Definition of HAMESUCKEN


HAMESUCKEN

Scotch law. The crime of hamesucken consists in "the
felonious seeking and invasion of a person in his dwelling house." 1 Hume,
312; Burnett, 86; Alisons Princ. of the Cr. Law of Scotl. 199.


2. The mere breaking into a house, without personal violence, does not
constitute the offence, nor does the violence without an entry with intent
to, commit an assault.

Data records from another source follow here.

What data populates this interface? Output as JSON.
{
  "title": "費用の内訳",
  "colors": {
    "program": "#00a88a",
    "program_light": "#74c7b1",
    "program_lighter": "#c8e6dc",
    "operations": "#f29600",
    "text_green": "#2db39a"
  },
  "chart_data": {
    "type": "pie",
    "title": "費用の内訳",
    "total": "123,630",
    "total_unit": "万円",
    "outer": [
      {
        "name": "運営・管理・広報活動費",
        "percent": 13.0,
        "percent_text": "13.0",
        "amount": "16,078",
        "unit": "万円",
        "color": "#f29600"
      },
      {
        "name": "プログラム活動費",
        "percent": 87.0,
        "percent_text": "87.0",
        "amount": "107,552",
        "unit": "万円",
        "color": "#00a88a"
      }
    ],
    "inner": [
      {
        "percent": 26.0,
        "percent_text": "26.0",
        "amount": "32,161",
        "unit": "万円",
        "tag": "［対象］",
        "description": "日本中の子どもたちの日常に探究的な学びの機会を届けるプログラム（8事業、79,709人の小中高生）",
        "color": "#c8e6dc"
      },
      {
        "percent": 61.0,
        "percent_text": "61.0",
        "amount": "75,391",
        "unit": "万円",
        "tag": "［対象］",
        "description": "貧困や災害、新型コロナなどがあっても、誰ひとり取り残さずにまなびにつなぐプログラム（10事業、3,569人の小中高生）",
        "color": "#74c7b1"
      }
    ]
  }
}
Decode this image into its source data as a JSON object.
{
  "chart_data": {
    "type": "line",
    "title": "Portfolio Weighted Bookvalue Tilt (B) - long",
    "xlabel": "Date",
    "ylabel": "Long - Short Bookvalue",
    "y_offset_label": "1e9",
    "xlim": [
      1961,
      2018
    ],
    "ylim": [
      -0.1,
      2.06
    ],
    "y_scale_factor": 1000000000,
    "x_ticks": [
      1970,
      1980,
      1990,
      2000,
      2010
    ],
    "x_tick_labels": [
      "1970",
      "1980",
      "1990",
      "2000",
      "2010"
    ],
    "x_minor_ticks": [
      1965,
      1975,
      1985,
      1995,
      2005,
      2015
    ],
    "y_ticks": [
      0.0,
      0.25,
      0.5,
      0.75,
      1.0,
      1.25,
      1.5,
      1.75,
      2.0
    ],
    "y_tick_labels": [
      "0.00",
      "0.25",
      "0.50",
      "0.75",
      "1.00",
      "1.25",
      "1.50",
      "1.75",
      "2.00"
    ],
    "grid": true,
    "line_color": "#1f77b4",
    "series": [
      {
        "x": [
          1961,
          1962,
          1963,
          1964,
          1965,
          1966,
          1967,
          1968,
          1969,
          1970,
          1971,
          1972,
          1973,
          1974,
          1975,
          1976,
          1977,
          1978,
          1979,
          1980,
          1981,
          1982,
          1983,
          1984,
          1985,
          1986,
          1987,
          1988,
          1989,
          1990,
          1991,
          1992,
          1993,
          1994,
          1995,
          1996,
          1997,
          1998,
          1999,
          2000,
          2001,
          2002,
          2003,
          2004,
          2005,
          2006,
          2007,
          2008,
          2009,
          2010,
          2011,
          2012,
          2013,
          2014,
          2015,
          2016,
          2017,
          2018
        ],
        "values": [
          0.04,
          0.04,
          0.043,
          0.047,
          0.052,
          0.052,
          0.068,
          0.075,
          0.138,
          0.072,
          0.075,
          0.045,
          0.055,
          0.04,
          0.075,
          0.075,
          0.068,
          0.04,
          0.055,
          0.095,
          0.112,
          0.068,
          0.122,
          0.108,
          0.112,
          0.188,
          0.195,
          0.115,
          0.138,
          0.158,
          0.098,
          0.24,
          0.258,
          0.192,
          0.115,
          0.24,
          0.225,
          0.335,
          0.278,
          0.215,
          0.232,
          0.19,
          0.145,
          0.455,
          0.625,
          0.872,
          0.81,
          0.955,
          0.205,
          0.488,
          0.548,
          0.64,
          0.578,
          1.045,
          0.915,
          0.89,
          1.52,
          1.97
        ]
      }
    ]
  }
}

It is the combination of both which completes the
crime. 1. It is necessary that the invasion of the house should have
proceeded from forethought malice; but it is sufficient, if, from any
illegal motive, the violence has been meditated, although it may not have
proceeded from the desire of wreaking personal revenge, properly so called.
2. The place where the assault was committed must have been the proper
dwelling house of the party injured, and not a place of business, visit, or
occasional residence. 3. the offence maybe committed equally in the day as
in the night, and not only by effraction of the building by actual force
but by an entry obtained by fraud, with the intention of inflicting
personal violence, followed by its perpetration. 4. But unless the injury
to the person be of a grievous and material, character, it is not
hamesucken, though the other requisites to the crime have occurred. When
this is the case, it is immaterial whether the violence be done lucri
caus, or from personal spite. 5. The punishment of hamesucken in
aggravated cases of injury, is death in cases of inferior atrocity, an
arbitrary punishment. Alisons Pr. of Cr. Law of Scotl. ch. 6; Ersk. Pr. L.
Scotl. 4, 9, 23. This term wag formerly used in England instead of the now
modern term burglary. 4 Bl. Com. 223.